Identification and expression profiling analysis of grass carp Ctenopharyngodon idella LGP2 cDNA.

ABSTRACT

LGP2 (laboratory of genetics and physiology 2), a homologue of RIG-I (Retinoic acid inducible gene-I) and MDA5 (Melanoma differentiation associated gene 5) without the CARD (caspase activation and recruitment domain) required for signaling, plays a pivotal role in modulating signaling by RIG-I and MDA5 for interferon (IFN) synthesis. In this study, a novel LGP2 gene from grass carp Ctenopharyngodon idella (designated as CiLGP2) was isolated and characterized. The full-length cDNA of CiLGP2 was of 2920 bp with five instability motifs (ATTTA). The open reading frame was of 2043 bp and encoded a polypeptide of 680 amino acids, including five main overlapping structural domains two DEXDc (DEAD/DEAH box helicase domain), one ResIII (conserved restriction domain of bacterial type III restriction enzyme), one HELICc (helicase superfamily c-terminal domain) and one RD (regulatory domain). There was one more alpha-helix in the RD, compared with that in human.
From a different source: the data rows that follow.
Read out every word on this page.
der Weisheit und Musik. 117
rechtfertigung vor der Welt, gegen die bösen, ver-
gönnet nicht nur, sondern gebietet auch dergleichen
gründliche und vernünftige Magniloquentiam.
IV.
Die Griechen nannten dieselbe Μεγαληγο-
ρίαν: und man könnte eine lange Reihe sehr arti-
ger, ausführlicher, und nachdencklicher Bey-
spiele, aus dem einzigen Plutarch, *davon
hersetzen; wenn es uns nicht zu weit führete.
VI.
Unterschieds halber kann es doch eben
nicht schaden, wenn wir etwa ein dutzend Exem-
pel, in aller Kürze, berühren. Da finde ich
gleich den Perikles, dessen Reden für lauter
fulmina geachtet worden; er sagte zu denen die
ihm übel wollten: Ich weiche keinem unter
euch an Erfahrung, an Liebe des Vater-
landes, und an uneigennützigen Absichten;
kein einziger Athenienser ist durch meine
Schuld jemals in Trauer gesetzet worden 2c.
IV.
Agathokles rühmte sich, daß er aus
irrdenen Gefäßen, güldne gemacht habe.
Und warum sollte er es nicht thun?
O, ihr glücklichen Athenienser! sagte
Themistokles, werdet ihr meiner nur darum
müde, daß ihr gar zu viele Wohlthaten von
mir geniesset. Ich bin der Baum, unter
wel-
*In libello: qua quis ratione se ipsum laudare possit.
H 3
The CiLGP2 mRNA was ubiquitous expression in the tested tissues, was high level in spleen, skin, heart and intestine tissues, and was up-regulated by grass carp reovirus (GCRV) injection by semi-quantitative RT-PCR (sqRT-PCR) assay. The CiLGP2 expression in spleen was significantly up-regulated at 12 h (14.5 folds, P < 0.05), reached the crest at 24 h (19.0 folds, P < 0.05), and then dropped a little at 48 h (10.4 folds) post-injection of GCRV and kept this level in the following test period (P < 0.05). In liver, the temporal expression of CiLGP2 mRNA was significantly increased at 24 h (3.8 times, P < 0.05), reached peak at 48 h (10.7 times, P < 0.05), and then decreased a little bit at 72 h (5.8 times, P < 0.05) and kept this high level by the end of the test (P < 0.05). These results collectively suggested that CiLGP2 was a novel member of RLR gene family, engaging in the early stage of antiviral innate immune defense in grass carp, and laid the foundation for the further mechanism research of LGP2 in fishes.